National Council on Aging Launches Coordinated Effort to Promote COVID and Flu Vaccinations


The U.S. Administration for Community Living has awarded a $50 million funding to the National Council on Aging (NCOA), the voice for everyone’s right to age well, to launch a national effort to ensuring that older folks and people with disabilities obtain the most recent COVID and flu vaccines.

The funding, which is the largest in NCOA’s history, comes at a critical time when older folks and people with disabilities must contend with the COVID threat and the winter flu season, when masks and social withdrawal are significantly less common. According to the U.S. Centers for Disease Control and Prevention, older individuals make up 70 to 85% of seasonal flu-related mortality and account for approximately nine out of ten deaths from COVID today.

“There’s no time to waste in ensuring everyone gets these lifesaving vaccines”, “We are enlisting our national network of senior centers and community-based organizations to make it as easy as possible for older adults and people with disabilities to get their shots and protect their health.”

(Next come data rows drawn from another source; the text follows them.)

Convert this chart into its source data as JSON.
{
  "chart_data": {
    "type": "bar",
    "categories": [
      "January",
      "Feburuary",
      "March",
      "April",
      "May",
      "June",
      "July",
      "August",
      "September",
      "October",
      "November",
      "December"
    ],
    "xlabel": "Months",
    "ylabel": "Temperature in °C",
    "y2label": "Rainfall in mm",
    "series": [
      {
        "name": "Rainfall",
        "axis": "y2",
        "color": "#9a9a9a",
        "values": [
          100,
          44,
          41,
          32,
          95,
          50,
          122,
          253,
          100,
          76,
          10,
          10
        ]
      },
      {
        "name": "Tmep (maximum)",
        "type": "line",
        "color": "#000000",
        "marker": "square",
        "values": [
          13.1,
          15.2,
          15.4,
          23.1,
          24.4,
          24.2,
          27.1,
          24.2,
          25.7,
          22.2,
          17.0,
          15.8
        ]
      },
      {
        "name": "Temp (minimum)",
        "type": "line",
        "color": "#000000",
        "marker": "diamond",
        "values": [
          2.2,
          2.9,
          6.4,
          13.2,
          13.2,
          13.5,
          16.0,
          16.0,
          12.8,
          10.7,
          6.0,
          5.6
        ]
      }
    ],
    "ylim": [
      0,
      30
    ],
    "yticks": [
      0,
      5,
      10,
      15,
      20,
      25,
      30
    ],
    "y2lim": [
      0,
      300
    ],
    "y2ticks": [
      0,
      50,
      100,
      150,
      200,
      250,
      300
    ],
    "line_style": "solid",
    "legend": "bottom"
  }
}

Ramsey Alwin, NCOA president and CEO

According to research, older persons are taking the COVID immunisation at a slower rate. Only 44% of people have received the second recommended booster, according to the CDC, even though 71% received the first one. According to a Kaiser Family Foundation research, 43% of those 65 and older indicated they were “not sure” or said “no” when asked if the booster dose was appropriate for them.

To enable them to conduct targeted outreach, host vaccine clinics, and provide services many older adults need to get immunised, like transportation and help making appointments, hundreds of diverse community-based organizations will receive funding and technical support from NCOA as part of the grant. The competitive grant opportunity’s full details are available at

A national awareness campaign will also be launched by NCOA to inform senior citizens about immunizations and clear up misconceptions. Targeted populations with cultural sensitivity will include LGBTQ+ persons, people of color, those living at home or in rural areas, and people who are homebound.

“Our local partners in the aging network are trusted messengers in their communities”, “We will work in partnership with them to ensure all have access to these important vaccines.”